Année 2003, avis de confirmation du 3 mars 2005 : l'indemnité accordée par la Cour comprend un montant pour dommages et intérêts pour compenser les préjudices personnels moraux et matériels subits qui ne doit pas être considéré comme une allocation de retraite, et qui par conséquent ne doit pas être assujetti à l'impôt. Mon avis d'opposition 2003 contient une note explicative du traitement fiscal à donner à l'indemnité et aux intérêts accordés par la Cour.

Année 2002, avis de nouvelle cotisation du 21 mars 2005 : le calcul du paiement forfaitaire rétroactif doit être effectué après que mon revenu pour l'année d'imposition 2000 ait été réajusté pour tenir compte du fait que l'offre et consignation de 27 300 $ reçues de l'employeur en 2000 doit être soustraite de mon revenu pour cette année, pour les raisons mentionnées dans le paragraphe suivant.

Année 2000, pas d'avis de nouvelle cotisation reçu en date de la présente : l'offre et consignation de 27 300 $ reçue de l'employeur en 2000 doit être soustraite de mon revenu parce qu'aucune partie de l'indemnité accordée par la Cour n'est assujettissable à l'impôt, étant donné qu'une large partie de cette somme est pour compenser les préjudices personnels subits et que la partie restante est réduite à néant par la déduction des frais juridiques encourus.

[5]      Le jugement de la Cour supérieure du Québec mentionné à l'alinéa 9 c) de la Réponse a été déposé comme pièce I-1. Ce jugement a été rendu le 3 septembre 2002 à la suite d'une action en dommages-intérêts intentée par l'appelant à l'encontre de son employeur l'Institut de recherche et de développement en agroenvironnement ( « IRDA » ) pour congédiement illégal. L'action a été accueillie en partie.
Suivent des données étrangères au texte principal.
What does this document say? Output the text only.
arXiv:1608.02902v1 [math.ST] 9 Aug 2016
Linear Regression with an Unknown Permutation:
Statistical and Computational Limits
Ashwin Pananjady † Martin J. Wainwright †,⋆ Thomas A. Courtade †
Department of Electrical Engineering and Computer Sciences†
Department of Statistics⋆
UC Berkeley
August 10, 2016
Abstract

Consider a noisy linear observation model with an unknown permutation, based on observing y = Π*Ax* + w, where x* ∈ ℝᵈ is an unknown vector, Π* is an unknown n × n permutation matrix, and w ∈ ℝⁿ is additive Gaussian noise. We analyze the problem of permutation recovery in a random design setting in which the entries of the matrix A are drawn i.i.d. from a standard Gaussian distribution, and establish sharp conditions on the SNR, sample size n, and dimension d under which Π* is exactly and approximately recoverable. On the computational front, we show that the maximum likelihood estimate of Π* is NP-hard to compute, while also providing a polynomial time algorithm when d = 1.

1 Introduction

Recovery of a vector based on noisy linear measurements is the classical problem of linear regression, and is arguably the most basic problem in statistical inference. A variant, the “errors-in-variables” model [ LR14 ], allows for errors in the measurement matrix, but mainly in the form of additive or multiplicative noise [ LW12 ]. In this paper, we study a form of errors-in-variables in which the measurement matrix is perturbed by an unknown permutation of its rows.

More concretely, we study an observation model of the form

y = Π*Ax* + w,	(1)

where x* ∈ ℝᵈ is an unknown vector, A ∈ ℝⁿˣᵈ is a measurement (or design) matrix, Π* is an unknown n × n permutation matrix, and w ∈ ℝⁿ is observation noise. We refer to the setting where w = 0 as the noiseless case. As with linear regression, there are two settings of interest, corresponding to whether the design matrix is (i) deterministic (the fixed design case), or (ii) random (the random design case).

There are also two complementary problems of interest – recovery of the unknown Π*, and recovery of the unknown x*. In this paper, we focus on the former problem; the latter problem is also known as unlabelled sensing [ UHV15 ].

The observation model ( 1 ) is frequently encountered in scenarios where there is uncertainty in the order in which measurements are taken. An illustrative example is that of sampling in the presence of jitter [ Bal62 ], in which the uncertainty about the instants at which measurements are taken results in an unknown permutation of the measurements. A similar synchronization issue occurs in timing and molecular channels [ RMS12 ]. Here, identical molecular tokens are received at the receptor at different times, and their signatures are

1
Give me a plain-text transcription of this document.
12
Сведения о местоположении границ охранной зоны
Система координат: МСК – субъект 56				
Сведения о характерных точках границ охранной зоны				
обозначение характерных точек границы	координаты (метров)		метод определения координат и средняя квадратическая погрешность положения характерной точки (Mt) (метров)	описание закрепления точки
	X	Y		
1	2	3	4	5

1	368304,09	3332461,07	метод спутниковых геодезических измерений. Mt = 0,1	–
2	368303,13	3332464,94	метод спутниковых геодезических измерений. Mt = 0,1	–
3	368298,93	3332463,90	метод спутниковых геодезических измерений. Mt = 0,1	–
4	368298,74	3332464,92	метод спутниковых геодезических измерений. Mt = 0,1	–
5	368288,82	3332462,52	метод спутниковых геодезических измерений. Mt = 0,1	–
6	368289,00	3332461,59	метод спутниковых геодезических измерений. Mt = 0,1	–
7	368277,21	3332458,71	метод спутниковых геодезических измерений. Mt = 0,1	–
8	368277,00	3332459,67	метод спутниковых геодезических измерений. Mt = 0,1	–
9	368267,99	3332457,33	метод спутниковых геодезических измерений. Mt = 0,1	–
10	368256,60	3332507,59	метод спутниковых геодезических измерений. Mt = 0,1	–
[6]      Les paragraphes 1 et 2 du jugement se lisent ainsi :

1.          Le demandeur réclame de la défenderesse la somme de 408 140,00 $ à titre de dommages-intérêts résultant de son congédiement illégal.

2.          Cette somme est répartie comme suit :

105 000,00 $

préavis raisonnable;

11 377 $

solde, bénéfices, vacances, régime de retraite, intérêts perdus;

6 545 $

frais de formation;

50 000,00 $

dommages moraux;

30 000,00 $

atteinte à la réputation;

10 000,00 $

dommages exemplaires;

10 000,00 $

troubles et inconvénients;

102 598,00 $

préjudice fiscal;

6 241,19 $

frais d'expertise; et

76 378,41 $

honoraires professionnels.

[7]      Seul le montant de 105 000 $ lui a été accordé par le jugement. Au cours de l'audience, l'appelant a expliqué qu'il avait calculé le montant de 105 000 $ sur la base des 18 mois de travail qui restaient à courir au contrat de travail. Il a été embauché le 22 mars 1999 au salaire annuel de 70 000 $, pour la période allant du 1er avril 1999 au 31 mars 2001. Il a été rétrogradé le 27 octobre 1999 et a démissionné le 2 novembre.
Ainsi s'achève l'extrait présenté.